The bill also opened the door to the possibility of EOU, WOU, SOU and OIT having their own institutional boards. The presidents of these four schools have until April 4 to inform the Oregon State Board of Higher Education of their intent.
Regardless of what the presidents of EOU, WOU, OIT and SOU decide to recommend, they will be working closely with the State Board of Higher Education, which will be disbanded July 1, 2015, by SB 270. The State Board of Higher Education is chaired by Matt Donegan of Portland. Donegan, in a written statement, said he believes the time is right to change how the state’s universities are governed.
“Our previous system was developed decades ago, for another time. Today’s students face a completely different set of opportunities and challenges and, fortunately, Oregon is now modernizing the way we govern higher education in our state,’’ Donegan said.
The strength of four
Weiss believes that if the regional universities decide to pursue the establishment of a consortium board, it would be critical that all four are members. Should one university opt to have its own institutional board, he believes the consortium board idea would have to be dropped.
“(A consortium board) would be less viable if there are less than four (schools in the consortium),” Weiss said. “It would erode the benefit.”
EOU, SOU, WOU and OIT have a combined enrollment of about 21,000 students, which is comparable to the approximate enrollments of Oregon (24,000), Portland State (27,000) and Oregon State (28,000).
On the table
A fourth governance option on the table but garnering little support is the branch campus model.

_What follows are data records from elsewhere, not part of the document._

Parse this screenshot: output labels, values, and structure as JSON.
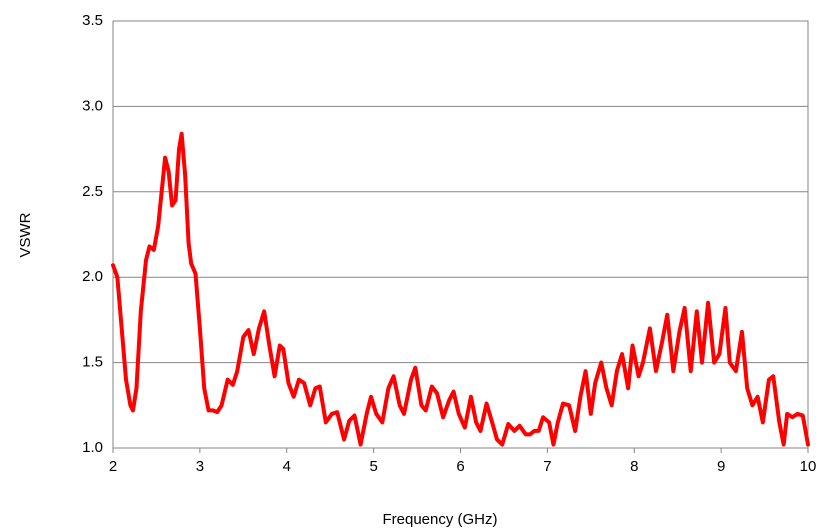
{
  "chart_data": {
    "type": "line",
    "xlabel": "Frequency (GHz)",
    "ylabel": "VSWR",
    "xlim": [
      2,
      10
    ],
    "xticks": [
      2,
      3,
      4,
      5,
      6,
      7,
      8,
      9,
      10
    ],
    "ylim": [
      1,
      3.5
    ],
    "yticks": [
      {
        "value": 1,
        "label": "1.0"
      },
      1.5,
      {
        "value": 2,
        "label": "2.0"
      },
      2.5,
      {
        "value": 3,
        "label": "3.0"
      },
      3.5
    ],
    "grid": true,
    "x": [
      2.0,
      2.05,
      2.1,
      2.15,
      2.2,
      2.23,
      2.27,
      2.32,
      2.38,
      2.42,
      2.47,
      2.52,
      2.57,
      2.6,
      2.64,
      2.68,
      2.72,
      2.76,
      2.79,
      2.83,
      2.87,
      2.9,
      2.95,
      3.0,
      3.05,
      3.1,
      3.15,
      3.2,
      3.25,
      3.32,
      3.38,
      3.43,
      3.5,
      3.56,
      3.62,
      3.68,
      3.74,
      3.8,
      3.86,
      3.92,
      3.96,
      4.02,
      4.08,
      4.14,
      4.2,
      4.27,
      4.33,
      4.38,
      4.45,
      4.52,
      4.58,
      4.66,
      4.72,
      4.78,
      4.85,
      4.92,
      4.97,
      5.03,
      5.1,
      5.17,
      5.23,
      5.3,
      5.35,
      5.43,
      5.48,
      5.55,
      5.6,
      5.67,
      5.73,
      5.8,
      5.87,
      5.92,
      5.98,
      6.05,
      6.12,
      6.18,
      6.23,
      6.3,
      6.37,
      6.42,
      6.48,
      6.55,
      6.62,
      6.68,
      6.75,
      6.8,
      6.85,
      6.9,
      6.95,
      7.02,
      7.07,
      7.12,
      7.18,
      7.25,
      7.32,
      7.38,
      7.44,
      7.5,
      7.55,
      7.62,
      7.68,
      7.74,
      7.8,
      7.86,
      7.93,
      7.98,
      8.05,
      8.1,
      8.18,
      8.25,
      8.32,
      8.38,
      8.45,
      8.52,
      8.58,
      8.65,
      8.72,
      8.78,
      8.85,
      8.92,
      8.98,
      9.05,
      9.1,
      9.17,
      9.24,
      9.3,
      9.36,
      9.42,
      9.48,
      9.55,
      9.6,
      9.67,
      9.72,
      9.76,
      9.82,
      9.88,
      9.94,
      10.0
    ],
    "series": [
      {
        "color": "#ff0000",
        "values": [
          2.07,
          2.0,
          1.7,
          1.4,
          1.25,
          1.22,
          1.35,
          1.8,
          2.1,
          2.18,
          2.16,
          2.3,
          2.55,
          2.7,
          2.62,
          2.42,
          2.45,
          2.75,
          2.84,
          2.6,
          2.2,
          2.08,
          2.02,
          1.7,
          1.35,
          1.22,
          1.22,
          1.21,
          1.25,
          1.4,
          1.37,
          1.45,
          1.65,
          1.69,
          1.55,
          1.7,
          1.8,
          1.6,
          1.42,
          1.6,
          1.58,
          1.38,
          1.3,
          1.4,
          1.38,
          1.25,
          1.35,
          1.36,
          1.15,
          1.2,
          1.21,
          1.05,
          1.16,
          1.19,
          1.02,
          1.2,
          1.3,
          1.2,
          1.15,
          1.35,
          1.42,
          1.25,
          1.2,
          1.4,
          1.47,
          1.25,
          1.22,
          1.36,
          1.32,
          1.18,
          1.28,
          1.33,
          1.2,
          1.12,
          1.3,
          1.15,
          1.1,
          1.26,
          1.14,
          1.05,
          1.02,
          1.14,
          1.1,
          1.13,
          1.08,
          1.08,
          1.1,
          1.1,
          1.18,
          1.15,
          1.02,
          1.15,
          1.26,
          1.25,
          1.1,
          1.3,
          1.45,
          1.2,
          1.38,
          1.5,
          1.35,
          1.25,
          1.45,
          1.55,
          1.35,
          1.6,
          1.42,
          1.5,
          1.7,
          1.45,
          1.62,
          1.78,
          1.45,
          1.68,
          1.82,
          1.45,
          1.8,
          1.5,
          1.85,
          1.5,
          1.55,
          1.82,
          1.5,
          1.45,
          1.68,
          1.35,
          1.25,
          1.3,
          1.15,
          1.4,
          1.42,
          1.15,
          1.02,
          1.2,
          1.18,
          1.2,
          1.19,
          1.02
        ]
      }
    ]
  }
}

One or all four of the regional universities would be affiliated with OSU, UO or PSU under this model. Weiss believes that being affiliated with one of the state’s three largest universities would be dangerous because his school might be overshadowed.
“I’m worried that we would become an afterthought,” Weiss said.
Meuwissen said there is no support among WOU students for the branch campus model.
“They are strongly opposed to the affiliate model. Students are very passionate about this,” Meuwissen said.
He said that Western students are worried that their school would be swallowed up and lose its identity as a branch campus of a much larger university.
“We would lose what makes Western, Western,” Meuwissen said.
Bryan said there is no support for the branch campus model among Eastern students. He said students are worried that Eastern would lose its independence and adaptability.
“If we were afflicted with a branch campus, the main concern is that we would lose flexibility,” Bryan said.
Another worry is that intercollegiate athletics at Eastern would take a hit. A number of EOU student-athletes have told Bryan they are worried that Eastern would lose its sports programs if the school becomes a branch campus.
Regardless of which governance option is selected for Oregon’s four regional universities, it will be some time before questions concerning them are answered.
“There are a lot of scary unknowns,” Meuwissen said.